At the recently concluded 5th BRICS meeting of education ministers from India, Brazil, Russia, China and South Africa, it was unanimously agreed upon that ‘the need of the hour is to strengthen cooperation in the field of Technical and Vocational Education and Training (TVET)’. For this, these member nations shared ideas and experiences in the development of vocational educators, and develop projects that are of common interests to BRICS Member States. India was represented by Prakash Javadekar, Union Minister for Human Resource Development.
Industry experts across sectors believe that there is a growing importance of skill development and technical and vocational education training in India. The recent figures of National Sample Survey tells us that in 2007 itself, merely two percent of the entire workforce of 400 million workers in India had received vocational education. This low figure brings to surface the sheer neglect of vocational education.
However in the last decade, there is no denying that a remarkable shift in government policies has lead to far greater emphasis on skill development and technical and vocational education and training (TVET). The need for taking TVET seriously could be seen by the Eleventh Five Year Plan (2007-2012) where a separate chapter on skill development (something that was missing in the previous 10 plans) was added. Because vocational education is to benefit the specifc industry needs, it makes most sense for funding to come from employers only. Surprisingly, barring India, as many as 62 countries worldwide have respective industry making a contribution to the skill sector fund that is used for training. This isn’t to say that government funds shouldn’t be utilized- in fact they will be better utilized in the unorganised sector and ensuring equity.
Bridging the gap
India’s need for skilled development has been heavy on government run or aided institutions for vocational skill development. Look at the real picture here- quality of vocational training should be determined by length of training, quality of trainers and whether industry is providing internship and experience during the training. Most of these conditions are not met.

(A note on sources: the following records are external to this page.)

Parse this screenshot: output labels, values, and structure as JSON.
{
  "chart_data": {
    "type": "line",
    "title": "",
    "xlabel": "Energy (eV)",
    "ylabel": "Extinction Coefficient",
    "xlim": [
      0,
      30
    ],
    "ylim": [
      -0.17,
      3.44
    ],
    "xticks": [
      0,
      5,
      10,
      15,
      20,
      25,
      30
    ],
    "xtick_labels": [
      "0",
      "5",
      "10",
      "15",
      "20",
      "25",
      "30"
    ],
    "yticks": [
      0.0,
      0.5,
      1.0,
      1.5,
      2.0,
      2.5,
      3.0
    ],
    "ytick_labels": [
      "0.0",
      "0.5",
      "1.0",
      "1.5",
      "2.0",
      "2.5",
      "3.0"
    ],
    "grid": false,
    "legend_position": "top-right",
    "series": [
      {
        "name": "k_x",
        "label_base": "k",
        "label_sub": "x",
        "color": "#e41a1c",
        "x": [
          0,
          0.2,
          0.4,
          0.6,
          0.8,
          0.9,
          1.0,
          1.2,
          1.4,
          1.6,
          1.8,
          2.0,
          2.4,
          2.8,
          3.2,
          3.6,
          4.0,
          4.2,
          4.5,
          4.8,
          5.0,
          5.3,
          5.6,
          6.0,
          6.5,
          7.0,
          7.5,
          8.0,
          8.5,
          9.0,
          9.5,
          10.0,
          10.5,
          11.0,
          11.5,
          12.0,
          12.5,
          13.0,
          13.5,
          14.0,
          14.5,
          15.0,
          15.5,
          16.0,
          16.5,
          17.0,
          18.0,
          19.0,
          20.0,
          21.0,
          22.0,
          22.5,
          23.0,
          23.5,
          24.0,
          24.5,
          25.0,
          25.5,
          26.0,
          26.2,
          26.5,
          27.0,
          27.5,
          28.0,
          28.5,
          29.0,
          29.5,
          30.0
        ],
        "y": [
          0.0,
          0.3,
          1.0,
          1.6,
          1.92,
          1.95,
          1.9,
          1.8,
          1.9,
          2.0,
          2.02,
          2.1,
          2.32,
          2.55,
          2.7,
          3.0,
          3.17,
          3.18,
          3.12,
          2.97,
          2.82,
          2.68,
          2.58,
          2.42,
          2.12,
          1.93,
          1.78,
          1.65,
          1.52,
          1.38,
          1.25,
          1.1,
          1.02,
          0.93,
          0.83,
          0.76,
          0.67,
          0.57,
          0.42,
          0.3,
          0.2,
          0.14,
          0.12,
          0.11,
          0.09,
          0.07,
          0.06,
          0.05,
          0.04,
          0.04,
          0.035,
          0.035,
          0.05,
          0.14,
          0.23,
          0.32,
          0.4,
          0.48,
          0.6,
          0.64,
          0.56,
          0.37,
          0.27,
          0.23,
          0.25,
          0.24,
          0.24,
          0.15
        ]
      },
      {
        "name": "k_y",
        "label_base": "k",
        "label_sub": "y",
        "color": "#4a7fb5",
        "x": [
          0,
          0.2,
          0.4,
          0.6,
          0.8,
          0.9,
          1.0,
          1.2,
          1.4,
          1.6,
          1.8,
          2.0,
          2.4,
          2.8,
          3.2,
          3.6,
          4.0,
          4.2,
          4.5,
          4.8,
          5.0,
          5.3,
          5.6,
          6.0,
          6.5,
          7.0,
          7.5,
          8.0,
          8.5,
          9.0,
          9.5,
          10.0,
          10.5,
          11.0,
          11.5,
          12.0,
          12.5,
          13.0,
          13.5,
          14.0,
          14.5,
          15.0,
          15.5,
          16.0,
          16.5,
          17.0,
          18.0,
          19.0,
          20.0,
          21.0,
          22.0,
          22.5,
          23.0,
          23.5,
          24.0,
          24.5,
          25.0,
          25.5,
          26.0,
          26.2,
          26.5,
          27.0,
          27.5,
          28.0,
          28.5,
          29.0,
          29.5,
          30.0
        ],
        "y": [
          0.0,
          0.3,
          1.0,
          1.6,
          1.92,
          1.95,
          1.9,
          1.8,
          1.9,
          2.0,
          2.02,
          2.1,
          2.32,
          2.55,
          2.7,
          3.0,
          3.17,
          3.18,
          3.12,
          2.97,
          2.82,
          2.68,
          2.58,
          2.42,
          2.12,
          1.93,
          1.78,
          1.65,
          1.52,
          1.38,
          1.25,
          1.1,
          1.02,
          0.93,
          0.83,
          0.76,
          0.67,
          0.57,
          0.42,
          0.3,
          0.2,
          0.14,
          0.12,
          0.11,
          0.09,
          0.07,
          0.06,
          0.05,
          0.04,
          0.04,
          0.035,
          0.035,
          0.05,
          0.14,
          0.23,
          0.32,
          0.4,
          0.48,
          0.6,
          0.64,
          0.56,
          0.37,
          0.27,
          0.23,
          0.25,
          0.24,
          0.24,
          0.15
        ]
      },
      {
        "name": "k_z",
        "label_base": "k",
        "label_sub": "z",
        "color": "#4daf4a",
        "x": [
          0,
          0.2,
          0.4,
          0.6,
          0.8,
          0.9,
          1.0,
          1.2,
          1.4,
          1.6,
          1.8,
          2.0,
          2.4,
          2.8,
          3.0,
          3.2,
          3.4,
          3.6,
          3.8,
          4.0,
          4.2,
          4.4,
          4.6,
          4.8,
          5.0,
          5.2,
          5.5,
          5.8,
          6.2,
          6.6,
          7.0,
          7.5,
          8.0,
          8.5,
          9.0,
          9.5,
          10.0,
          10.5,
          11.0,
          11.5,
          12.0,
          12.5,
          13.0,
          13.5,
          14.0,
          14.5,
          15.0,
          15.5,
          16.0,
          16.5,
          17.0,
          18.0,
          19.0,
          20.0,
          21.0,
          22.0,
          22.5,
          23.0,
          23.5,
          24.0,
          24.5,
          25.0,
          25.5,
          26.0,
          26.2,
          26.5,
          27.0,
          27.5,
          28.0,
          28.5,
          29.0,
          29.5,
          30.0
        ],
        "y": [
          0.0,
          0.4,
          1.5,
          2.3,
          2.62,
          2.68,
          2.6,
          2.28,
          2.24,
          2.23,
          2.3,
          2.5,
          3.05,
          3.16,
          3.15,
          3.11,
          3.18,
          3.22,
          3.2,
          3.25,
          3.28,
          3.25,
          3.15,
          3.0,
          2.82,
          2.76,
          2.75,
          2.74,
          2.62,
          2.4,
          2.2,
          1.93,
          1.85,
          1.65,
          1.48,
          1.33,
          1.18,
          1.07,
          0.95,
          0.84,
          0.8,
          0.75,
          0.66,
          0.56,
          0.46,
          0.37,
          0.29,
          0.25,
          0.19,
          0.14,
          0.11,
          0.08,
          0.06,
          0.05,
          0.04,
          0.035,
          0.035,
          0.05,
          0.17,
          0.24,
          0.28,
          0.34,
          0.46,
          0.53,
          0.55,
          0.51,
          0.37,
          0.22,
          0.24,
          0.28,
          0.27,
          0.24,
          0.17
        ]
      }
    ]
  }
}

Unfortunately, trainers in India have poorly trained themselves with little or minimal industry experience. As a result, the quality of vocational skill training is average or below average. The training duration of most courses is anywhere between one and four months- this is very less. To add to this, is a challenge of providing requisite industry training. So private ITIs funded by National Skill Development Corporation (NSDC) are in a desperate need of good trainers. Another reason for a major gap between industry needs and actually what youth are learning at various government run vocational skill development programmes is, non involvement of industry in the skill development process.
Unfortunately, all government funded ITIs, IITs and IIMs are not abreast with changing needs of the various industries. In East Asia or Europe for example, TVET is employer driven and industry-funded. Therefore, skilling has become demand-driven and quality and relevance are ensured.
There is an urgent need for industry experts to participate in the nation building process. Skilled manpower is not only the responsibility of educational institutions, but will need support from think tanks in the private and public sector alike.